Much of the plastic falls as airborne fine dust carried by the wind and weather systems (the city of Paris has measured more than 3 tones of micro-plastic dust per year falling within its boundaries).  The plastic dust enters aquifers, rivers, lakes and reservoirs via ordinary surface run-off.

Unless the recharge time of your Buxton spring water aquifer is more than 50 years, then the chances are that it too carries micro plastic particles.

Basically the stuff is so widespread it is scientifically a surprise when it is not found in analyses, rather than when it is found.




Edited By David Mellor on 18/08/2018 12:32:28

john stones 118/08/2018 12:18:04
10189 forum posts
1475 photos

Why ???

Why would you buy bottled water, what's wrong with tap water, do we need adverts of sexy men/women beside kitchen sinks instead of cool mountain streams convincing us to stop ?

Former Member18/08/2018 14:11:15

[This posting has been removed]

David Mellor18/08/2018 14:34:47
1288 forum posts
620 photos

And recent analysis of hundreds of brands shows that the average micro-plastic particle content is approximately twice that of tap water.

Not only a brilliant marketing con job, but one that appears to also sell you more plastic particles per litre to drink than tap water!


Former Member18/08/2018 16:39:31
724 forum posts

[This posting has been removed]

David Mellor18/08/2018 17:15:51
1288 forum posts
620 photos

Ignore what the Guardian says altogether.

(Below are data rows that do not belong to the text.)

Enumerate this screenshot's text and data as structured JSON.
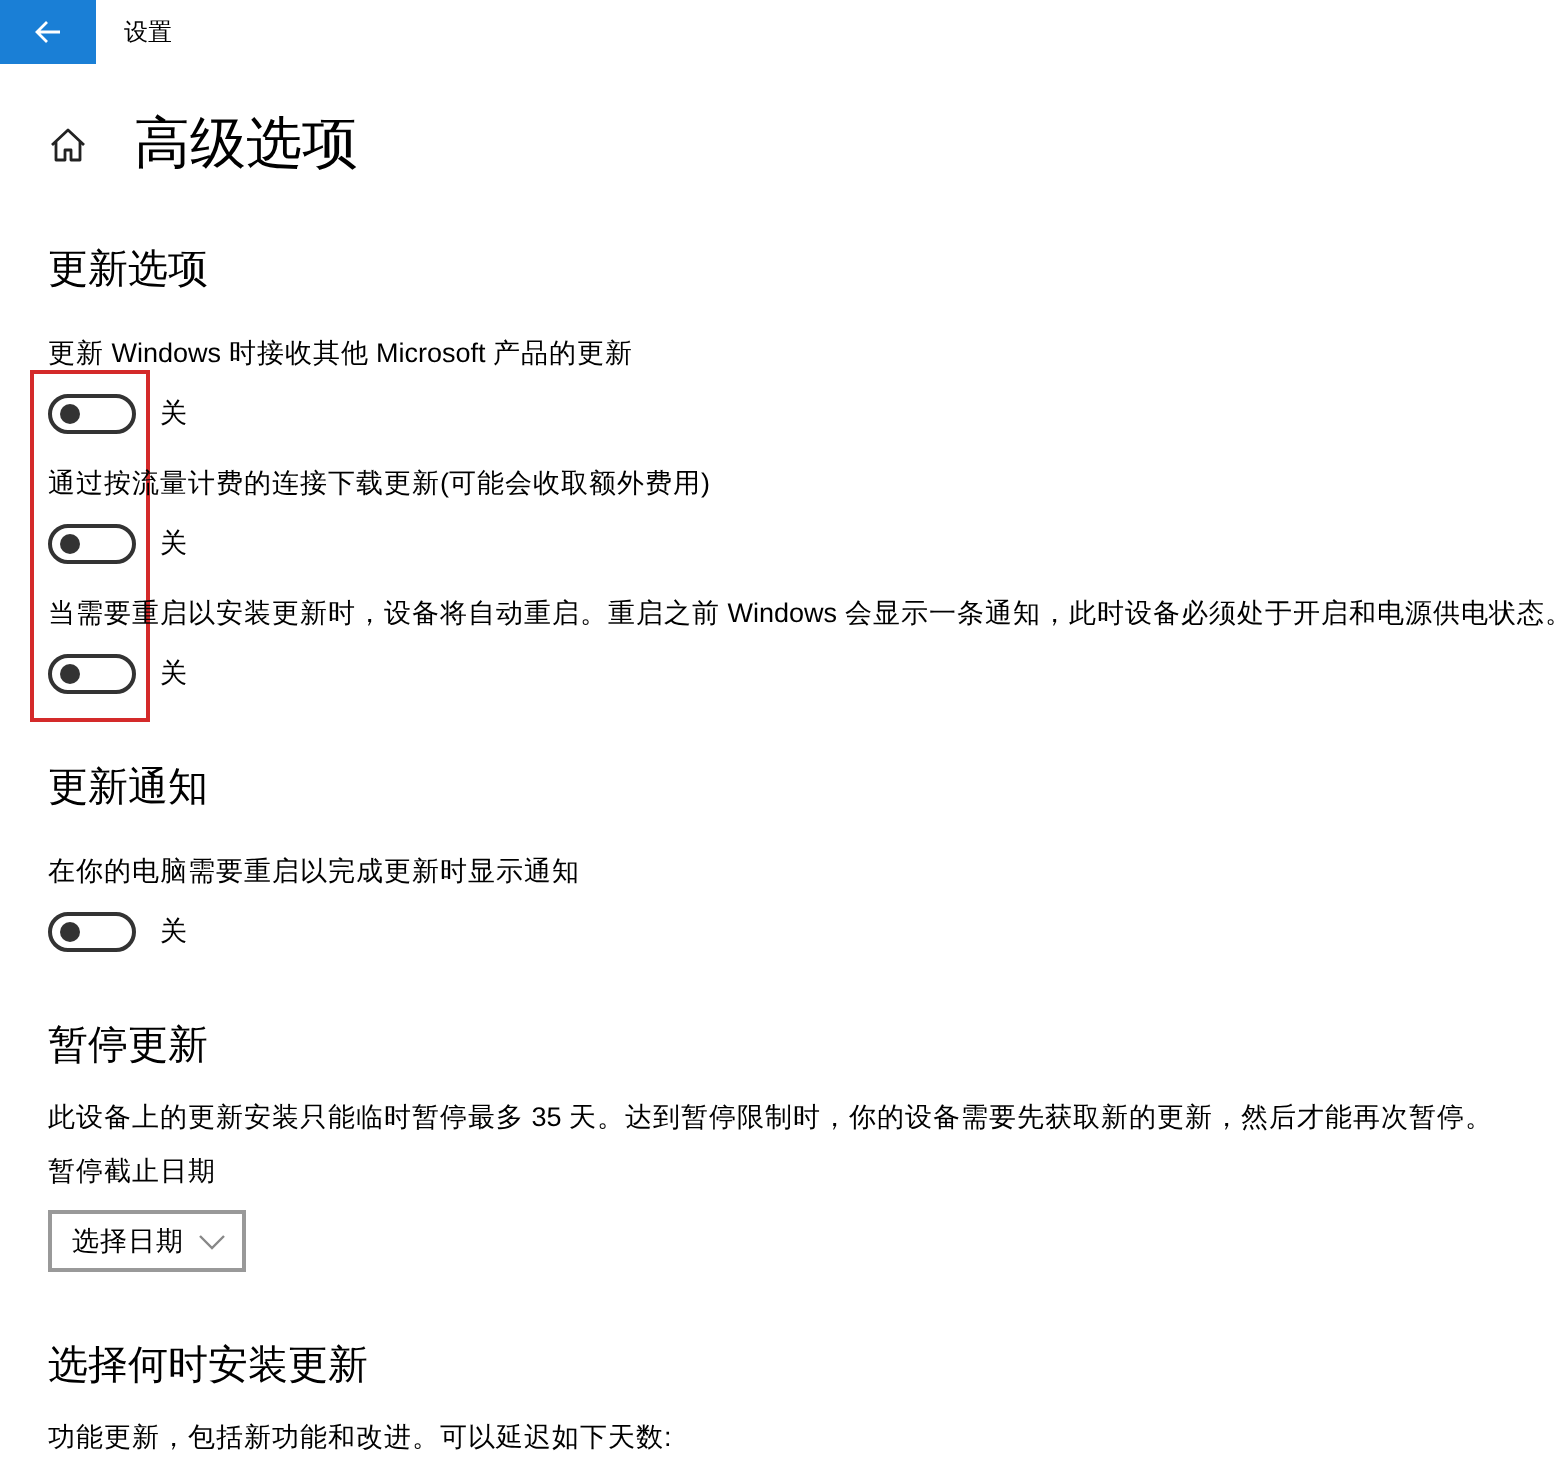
{
  "window": {
    "title": "设置"
  },
  "page": {
    "title": "高级选项"
  },
  "sections": [
    {
      "heading": "更新选项",
      "highlighted": true,
      "items": [
        {
          "kind": "toggle",
          "label": "更新 Windows 时接收其他 Microsoft 产品的更新",
          "on": false,
          "state_text": "关"
        },
        {
          "kind": "toggle",
          "label": "通过按流量计费的连接下载更新(可能会收取额外费用)",
          "on": false,
          "state_text": "关"
        },
        {
          "kind": "toggle",
          "label": "当需要重启以安装更新时，设备将自动重启。重启之前 Windows 会显示一条通知，此时设备必须处于开启和电源供电状态。",
          "on": false,
          "state_text": "关"
        }
      ]
    },
    {
      "heading": "更新通知",
      "highlighted": false,
      "items": [
        {
          "kind": "toggle",
          "label": "在你的电脑需要重启以完成更新时显示通知",
          "on": false,
          "state_text": "关"
        }
      ]
    },
    {
      "heading": "暂停更新",
      "highlighted": false,
      "items": [
        {
          "kind": "text",
          "text": "此设备上的更新安装只能临时暂停最多 35 天。达到暂停限制时，你的设备需要先获取新的更新，然后才能再次暂停。"
        },
        {
          "kind": "dropdown",
          "label": "暂停截止日期",
          "value": "选择日期"
        }
      ]
    },
    {
      "heading": "选择何时安装更新",
      "highlighted": false,
      "items": [
        {
          "kind": "text",
          "text": "功能更新，包括新功能和改进。可以延迟如下天数:"
        }
      ]
    }
  ]
}
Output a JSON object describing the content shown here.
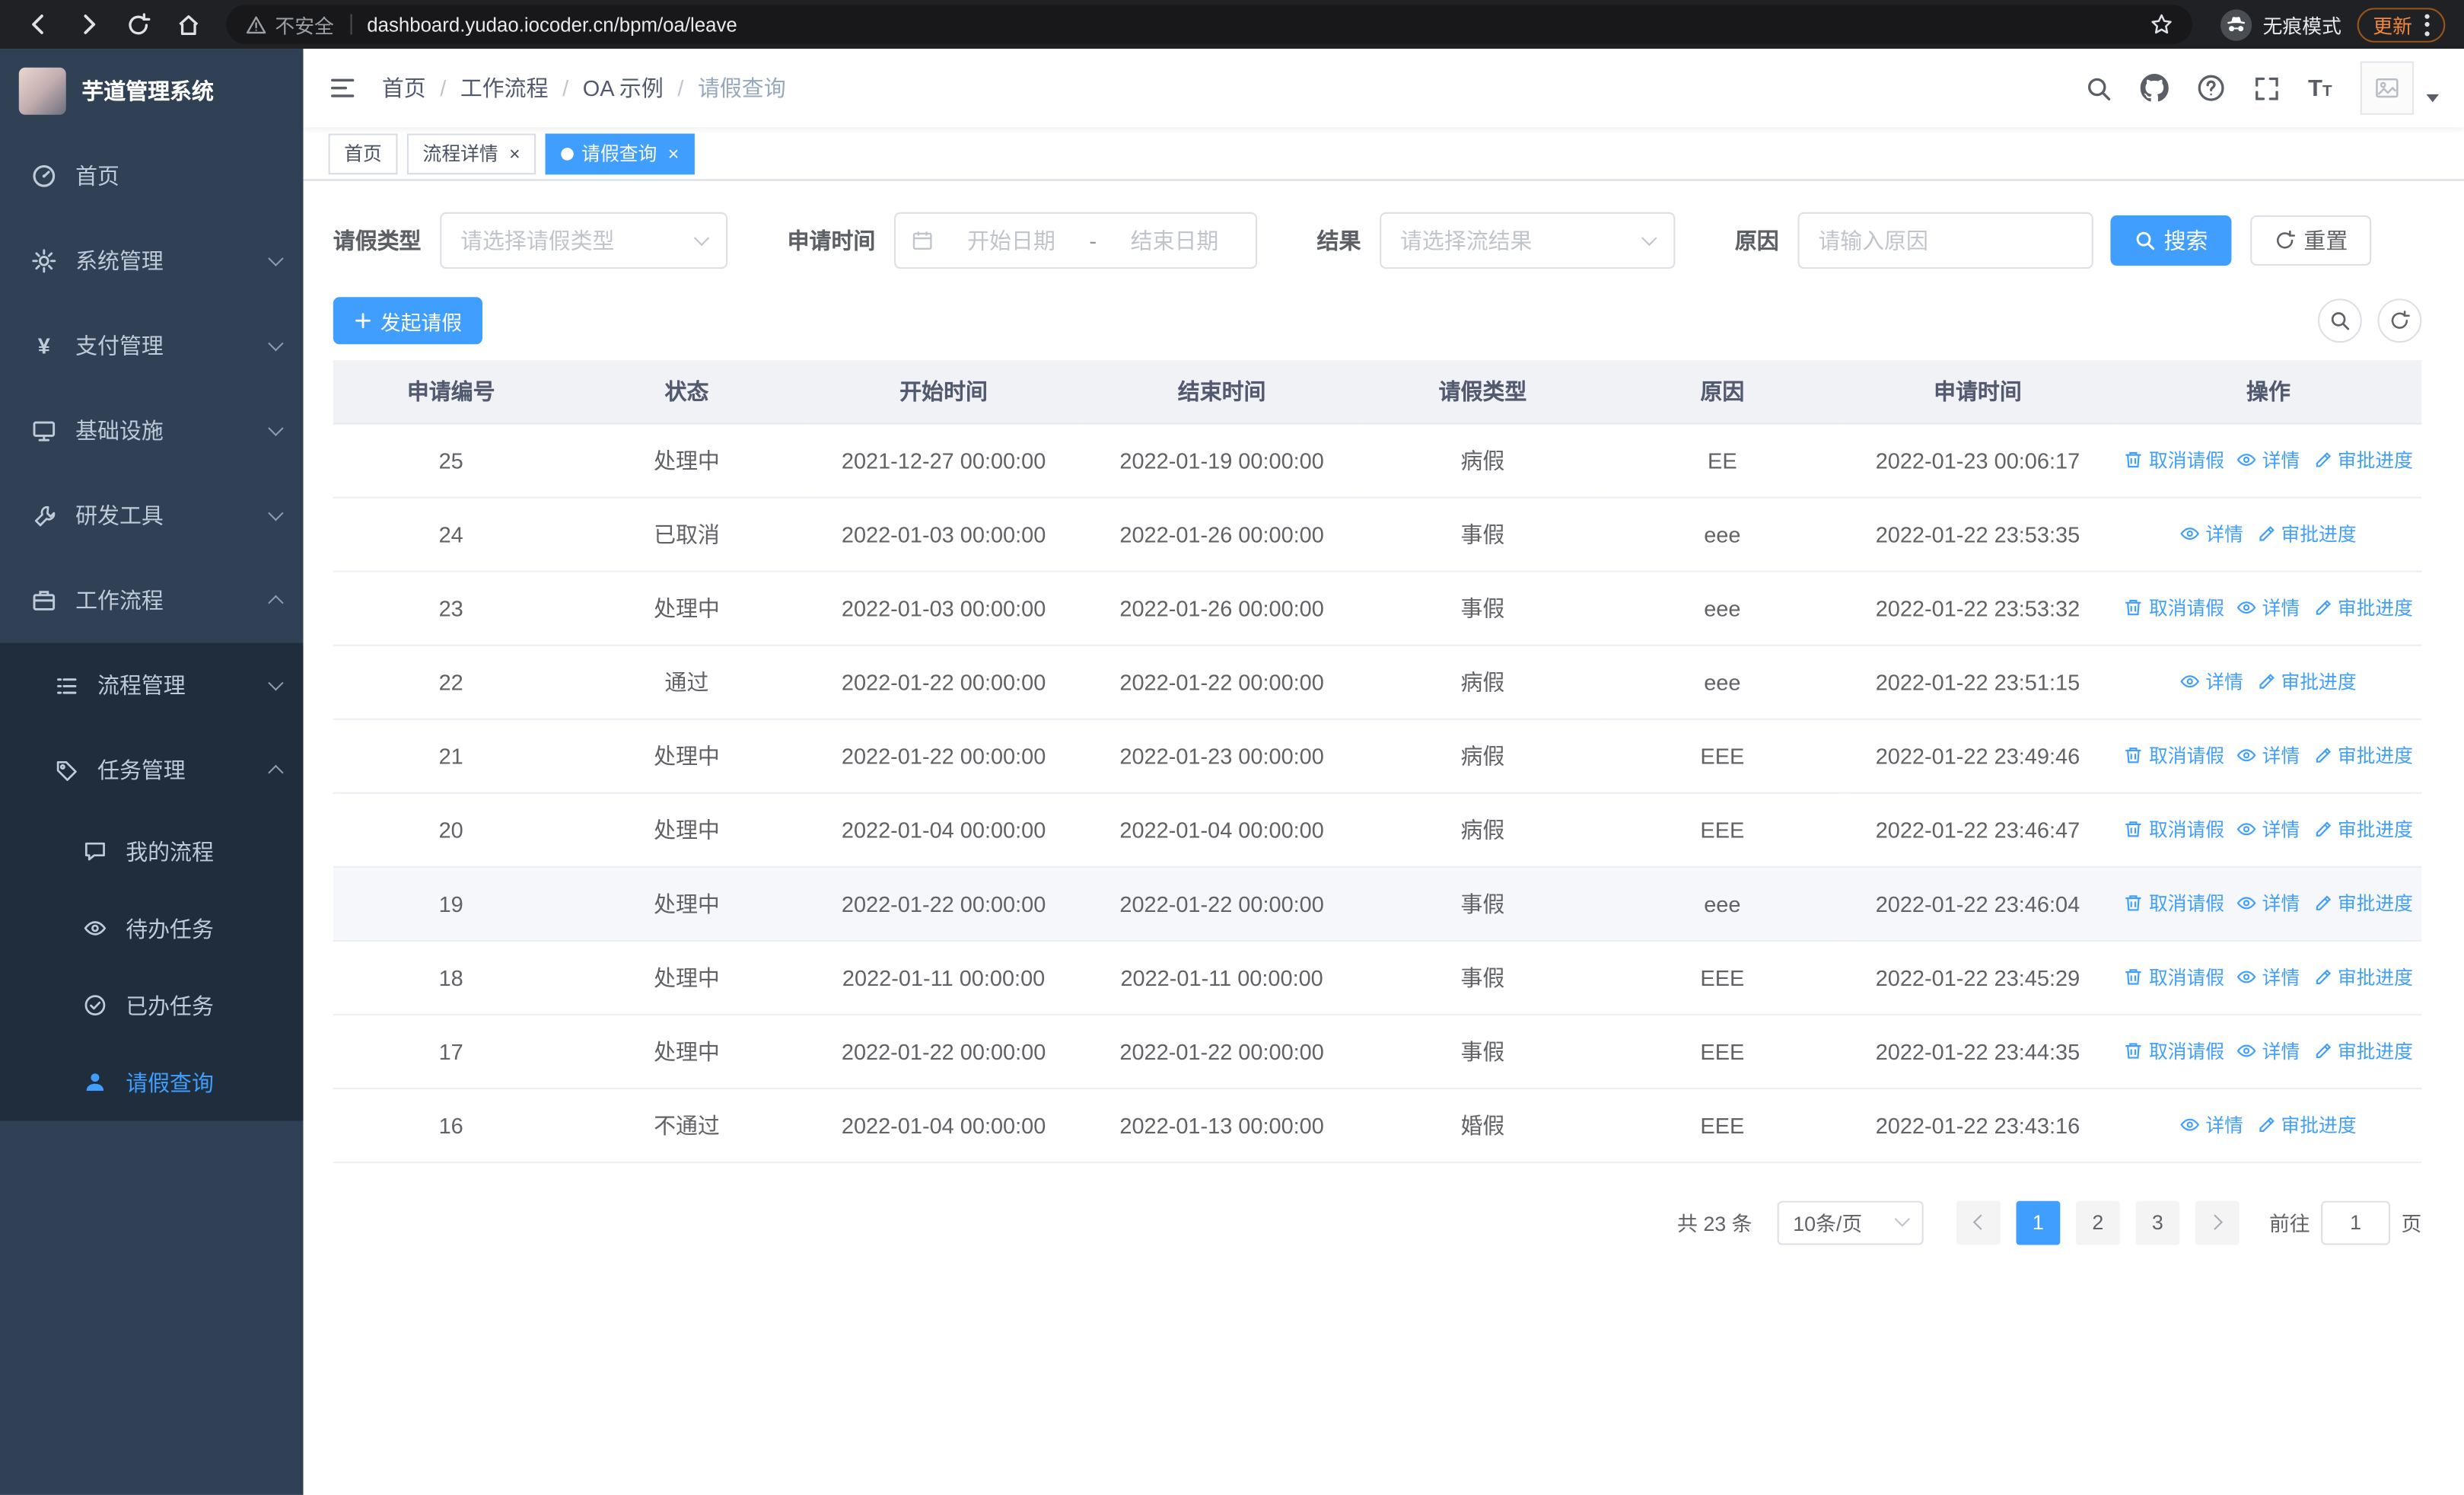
{
  "colors": {
    "primary": "#409eff",
    "sidebar_bg": "#304156",
    "sidebar_submenu_bg": "#1f2d3d",
    "browser_chrome_bg": "#202124",
    "update_chip": "#f0883e"
  },
  "browser": {
    "security_label": "不安全",
    "url": "dashboard.yudao.iocoder.cn/bpm/oa/leave",
    "incognito_label": "无痕模式",
    "update_label": "更新"
  },
  "sidebar": {
    "app_title": "芋道管理系统",
    "items": [
      {
        "label": "首页"
      },
      {
        "label": "系统管理"
      },
      {
        "label": "支付管理"
      },
      {
        "label": "基础设施"
      },
      {
        "label": "研发工具"
      },
      {
        "label": "工作流程"
      }
    ],
    "submenu": [
      {
        "label": "流程管理"
      },
      {
        "label": "任务管理"
      }
    ],
    "task_items": [
      {
        "label": "我的流程"
      },
      {
        "label": "待办任务"
      },
      {
        "label": "已办任务"
      },
      {
        "label": "请假查询"
      }
    ]
  },
  "header": {
    "breadcrumb": [
      "首页",
      "工作流程",
      "OA 示例",
      "请假查询"
    ],
    "separator": "/"
  },
  "tabs": [
    {
      "label": "首页"
    },
    {
      "label": "流程详情"
    },
    {
      "label": "请假查询"
    }
  ],
  "filters": {
    "leave_type_label": "请假类型",
    "leave_type_placeholder": "请选择请假类型",
    "apply_time_label": "申请时间",
    "start_date_placeholder": "开始日期",
    "date_separator": "-",
    "end_date_placeholder": "结束日期",
    "result_label": "结果",
    "result_placeholder": "请选择流结果",
    "reason_label": "原因",
    "reason_placeholder": "请输入原因",
    "search_label": "搜索",
    "reset_label": "重置"
  },
  "toolbar": {
    "create_label": "发起请假"
  },
  "table": {
    "columns": [
      "申请编号",
      "状态",
      "开始时间",
      "结束时间",
      "请假类型",
      "原因",
      "申请时间",
      "操作"
    ],
    "action_labels": {
      "cancel": "取消请假",
      "detail": "详情",
      "progress": "审批进度"
    },
    "rows": [
      {
        "id": "25",
        "status": "处理中",
        "start": "2021-12-27 00:00:00",
        "end": "2022-01-19 00:00:00",
        "type": "病假",
        "reason": "EE",
        "applied": "2022-01-23 00:06:17",
        "actions": [
          "cancel",
          "detail",
          "progress"
        ],
        "highlighted": false
      },
      {
        "id": "24",
        "status": "已取消",
        "start": "2022-01-03 00:00:00",
        "end": "2022-01-26 00:00:00",
        "type": "事假",
        "reason": "eee",
        "applied": "2022-01-22 23:53:35",
        "actions": [
          "detail",
          "progress"
        ],
        "highlighted": false
      },
      {
        "id": "23",
        "status": "处理中",
        "start": "2022-01-03 00:00:00",
        "end": "2022-01-26 00:00:00",
        "type": "事假",
        "reason": "eee",
        "applied": "2022-01-22 23:53:32",
        "actions": [
          "cancel",
          "detail",
          "progress"
        ],
        "highlighted": false
      },
      {
        "id": "22",
        "status": "通过",
        "start": "2022-01-22 00:00:00",
        "end": "2022-01-22 00:00:00",
        "type": "病假",
        "reason": "eee",
        "applied": "2022-01-22 23:51:15",
        "actions": [
          "detail",
          "progress"
        ],
        "highlighted": false
      },
      {
        "id": "21",
        "status": "处理中",
        "start": "2022-01-22 00:00:00",
        "end": "2022-01-23 00:00:00",
        "type": "病假",
        "reason": "EEE",
        "applied": "2022-01-22 23:49:46",
        "actions": [
          "cancel",
          "detail",
          "progress"
        ],
        "highlighted": false
      },
      {
        "id": "20",
        "status": "处理中",
        "start": "2022-01-04 00:00:00",
        "end": "2022-01-04 00:00:00",
        "type": "病假",
        "reason": "EEE",
        "applied": "2022-01-22 23:46:47",
        "actions": [
          "cancel",
          "detail",
          "progress"
        ],
        "highlighted": false
      },
      {
        "id": "19",
        "status": "处理中",
        "start": "2022-01-22 00:00:00",
        "end": "2022-01-22 00:00:00",
        "type": "事假",
        "reason": "eee",
        "applied": "2022-01-22 23:46:04",
        "actions": [
          "cancel",
          "detail",
          "progress"
        ],
        "highlighted": true
      },
      {
        "id": "18",
        "status": "处理中",
        "start": "2022-01-11 00:00:00",
        "end": "2022-01-11 00:00:00",
        "type": "事假",
        "reason": "EEE",
        "applied": "2022-01-22 23:45:29",
        "actions": [
          "cancel",
          "detail",
          "progress"
        ],
        "highlighted": false
      },
      {
        "id": "17",
        "status": "处理中",
        "start": "2022-01-22 00:00:00",
        "end": "2022-01-22 00:00:00",
        "type": "事假",
        "reason": "EEE",
        "applied": "2022-01-22 23:44:35",
        "actions": [
          "cancel",
          "detail",
          "progress"
        ],
        "highlighted": false
      },
      {
        "id": "16",
        "status": "不通过",
        "start": "2022-01-04 00:00:00",
        "end": "2022-01-13 00:00:00",
        "type": "婚假",
        "reason": "EEE",
        "applied": "2022-01-22 23:43:16",
        "actions": [
          "detail",
          "progress"
        ],
        "highlighted": false
      }
    ]
  },
  "pagination": {
    "total_label": "共 23 条",
    "page_size_label": "10条/页",
    "pages": [
      "1",
      "2",
      "3"
    ],
    "active_page": "1",
    "goto_label": "前往",
    "goto_value": "1",
    "page_unit_label": "页"
  }
}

Read the academic literature.  


You will have to pay a small sum to gain access to the current on-line academic journals, but it is a good investment if you want to read the peer-reviewed scientific source literature.

Some of the "higher level" review findings of some of the academic pare publicly available.

For example, "The Lancet" is globally respected as the world's leading independent peer reviewed medical journal.  It recently published a very readable overview of the health implications of micro-plastics.